Poiché i residui di liquor verde possono contenere quantità rilevabili di metalli in tracce, i regolatori devono sapere se il loro impiego su siti minerari potrebbe peggiorare la qualità dell’acqua. Lo studio ha confrontato le quantità lisciviate con le soglie legali svedesi per i materiali destinati alle discariche.
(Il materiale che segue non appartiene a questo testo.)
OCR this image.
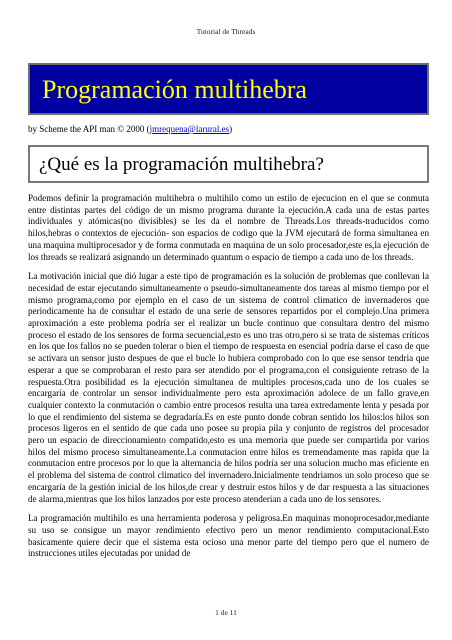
Tutorial de Threads
Programación multihebra
by Scheme the API man © 2000 (jmrequena@larural.es)
¿Qué es la programación multihebra?

Podemos definir la programación multihebra o multihilo como un estilo de ejecucion en el que se conmuta entre distintas partes del código de un mismo programa durante la ejecución.A cada una de estas partes individuales y atómicas(no divisibles) se les da el nombre de Threads.Los threads-traducidos como hilos,hebras o contextos de ejecución- son espacios de codigo que la JVM ejecutará de forma simultanea en una maquina multiprocesador y de forma conmutada en maquina de un solo procesador,este es,la ejecución de los threads se realizará asignando un determinado quantum o espacio de tiempo a cada uno de los threads.

La motivación inicial que dió lugar a este tipo de programación es la solución de problemas que conllevan la necesidad de estar ejecutando simultaneamente o pseudo-simultaneamente dos tareas al mismo tiempo por el mismo programa,como por ejemplo en el caso de un sistema de control climatico de invernaderos que periodicamente ha de consultar el estado de una serie de sensores repartidos por el complejo.Una primera aproximación a este problema podría ser el realizar un bucle continuo que consultara dentro del mismo proceso el estado de los sensores de forma secuencial,esto es uno tras otro,pero si se trata de sistemas críticos en los que los fallos no se pueden tolerar o bien el tiempo de respuesta en esencial podría darse el caso de que se activara un sensor justo despues de que el bucle lo hubiera comprobado con lo que ese sensor tendria que esperar a que se comprobaran el resto para ser atendido por el programa,con el consiguiente retraso de la respuesta.Otra posibilidad es la ejecución simultanea de multiples procesos,cada uno de los cuales se encargaría de controlar un sensor individualmente pero esta aproximación adolece de un fallo grave,en cualquier contexto la conmutación o cambio entre procesos resulta una tarea extredamente lenta y pesada por lo que el rendimiento del sistema se degradaría.Es en este punto donde cobran sentido los hilos:los hilos son procesos ligeros en el sentido de que cada uno posee su propia pila y conjunto de registros del procesador pero un espacio de direccionamiento compatido,esto es una memoria que puede ser compartida por varios hilos del mismo proceso simultaneamente.La conmutacion entre hilos es tremendamente mas rapida que la conmutacion entre procesos por lo que la alternancia de hilos podría ser una solucion mucho mas eficiente en el problema del sistema de control climatico del invernadero.Inicialmente tendriamos un solo proceso que se encargaría de la gestión inicial de los hilos,de crear y destruir estos hilos y de dar respuesta a las situaciones de alarma,mientras que los hilos lanzados por este proceso atenderian a cada uno de los sensores.

La programación multihilo es una herramienta poderosa y peligrosa.En maquinas monoprocesador,mediante su uso se consigue un mayor rendimiento efectivo pero un menor rendimiento computacional.Esto basicamente quiere decir que el sistema esta ocioso una menor parte del tiempo pero que el numero de instrucciones utiles ejecutadas por unidad de

1 de 11
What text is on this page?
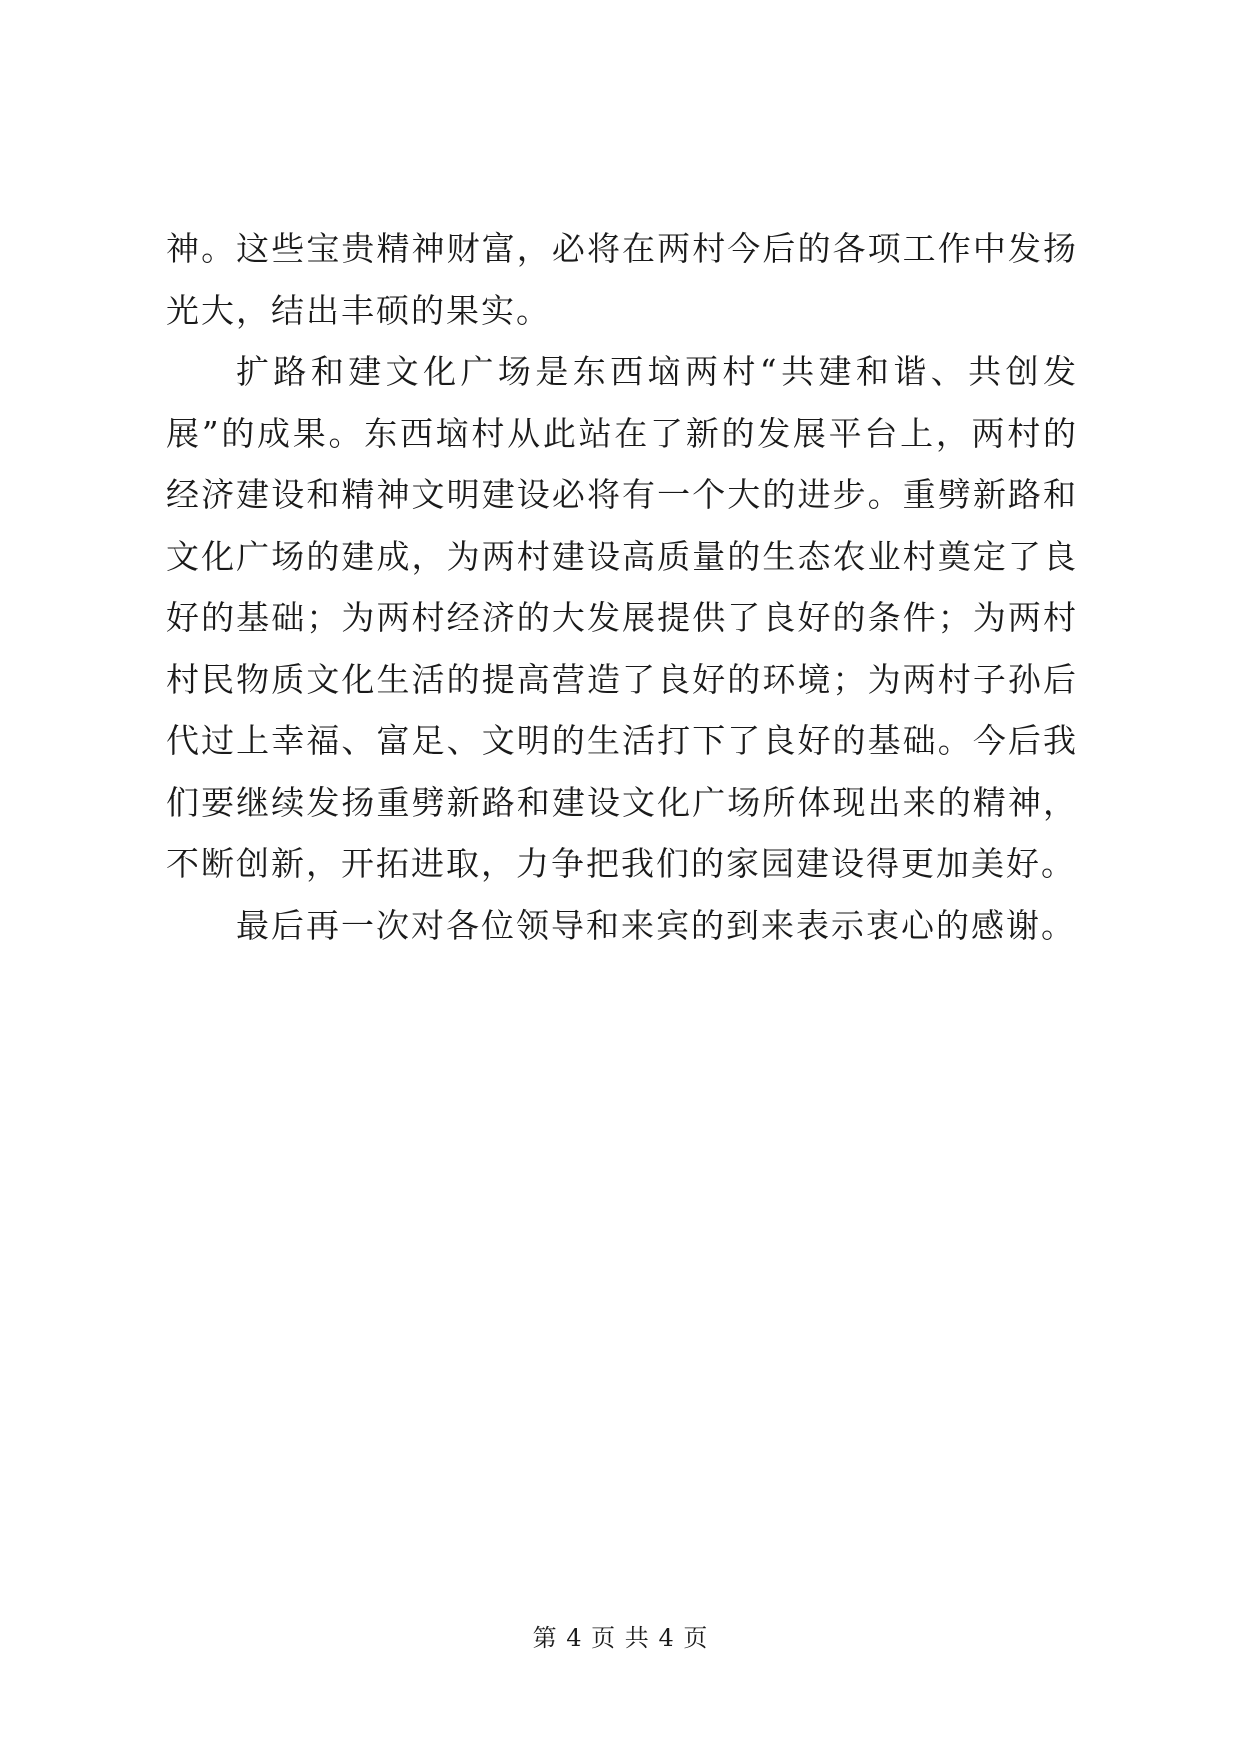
神。这些宝贵精神财富，必将在两村今后的各项工作中发扬光大，结出丰硕的果实。

扩路和建文化广场是东西垴两村“共建和谐、共创发展”的成果。东西垴村从此站在了新的发展平台上，两村的经济建设和精神文明建设必将有一个大的进步。重劈新路和文化广场的建成，为两村建设高质量的生态农业村奠定了良好的基础；为两村经济的大发展提供了良好的条件；为两村村民物质文化生活的提高营造了良好的环境；为两村子孙后代过上幸福、富足、文明的生活打下了良好的基础。今后我们要继续发扬重劈新路和建设文化广场所体现出来的精神，不断创新，开拓进取，力争把我们的家园建设得更加美好。

最后再一次对各位领导和来宾的到来表示衷心的感谢。

第 4 页 共 4 页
Per quasi tutti i campioni, l’acqua derivata dai residui è rimasta al di sotto di quei limiti per elementi chiave come arsenico, bario, cadmio, piombo e zinco; solo pochi campioni anomali hanno superato i limiti per cromo, rame, molibdeno o nichel. È importante notare che questi test di laboratorio sono stati progettati in modo prudente: hanno usato acqua pura e tempi di contatto generosi per favorire la lisciviazione. In contesti reali di miniera, dove i residui sono miscelati a rifiuti acidi e le condizioni evolvono nel tempo, gli autori si aspettano che i tassi di rilascio per la maggior parte dei metalli siano ancora più bassi.
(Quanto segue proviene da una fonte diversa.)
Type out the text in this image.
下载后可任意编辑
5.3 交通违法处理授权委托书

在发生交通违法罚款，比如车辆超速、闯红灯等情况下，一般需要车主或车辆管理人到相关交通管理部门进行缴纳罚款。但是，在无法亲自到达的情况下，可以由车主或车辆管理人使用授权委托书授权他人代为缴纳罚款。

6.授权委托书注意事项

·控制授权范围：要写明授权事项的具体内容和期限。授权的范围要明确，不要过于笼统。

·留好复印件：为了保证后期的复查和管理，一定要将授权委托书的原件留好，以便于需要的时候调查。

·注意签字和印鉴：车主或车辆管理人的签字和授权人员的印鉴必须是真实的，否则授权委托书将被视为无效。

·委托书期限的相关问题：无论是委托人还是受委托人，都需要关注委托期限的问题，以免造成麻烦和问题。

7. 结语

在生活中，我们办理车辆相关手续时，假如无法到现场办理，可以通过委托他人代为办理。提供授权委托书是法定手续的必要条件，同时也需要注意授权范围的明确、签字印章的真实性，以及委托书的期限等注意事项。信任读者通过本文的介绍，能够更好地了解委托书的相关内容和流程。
Perché questo è rilevante per le vecchie miniere

Quando residui fortemente alcalini entrano in contatto con rifiuti minerari acidi, possono neutralizzare l’acidità, rallentare la degradazione dei minerali e favorire l’adesione dei metalli ai solidi invece che la loro permanenza in soluzione. Questo studio mostra che, in media, i residui di liquor verde rilasciano solo quantità modeste di metalli problematici, offrendo al contempo un rapido aumento del pH dovuto ai sali solubili e un effetto tampone a lungo termine derivante dai carbonati a dissoluzione lenta. Questa combinazione suggerisce che potrebbero essere iniettati o co-smaltiti con rifiuti solfurei per ridurre l’impatto del drenaggio acido. Se ulteriori prove sul campo confermeranno questi risultati, paesi con cartiere e miniere abbandonate potrebbero affrontare simultaneamente due oneri ambientali—riducendo la necessità di discarica per i residui di lavorazione e migliorando la qualità delle acque attorno ai siti minerari storici.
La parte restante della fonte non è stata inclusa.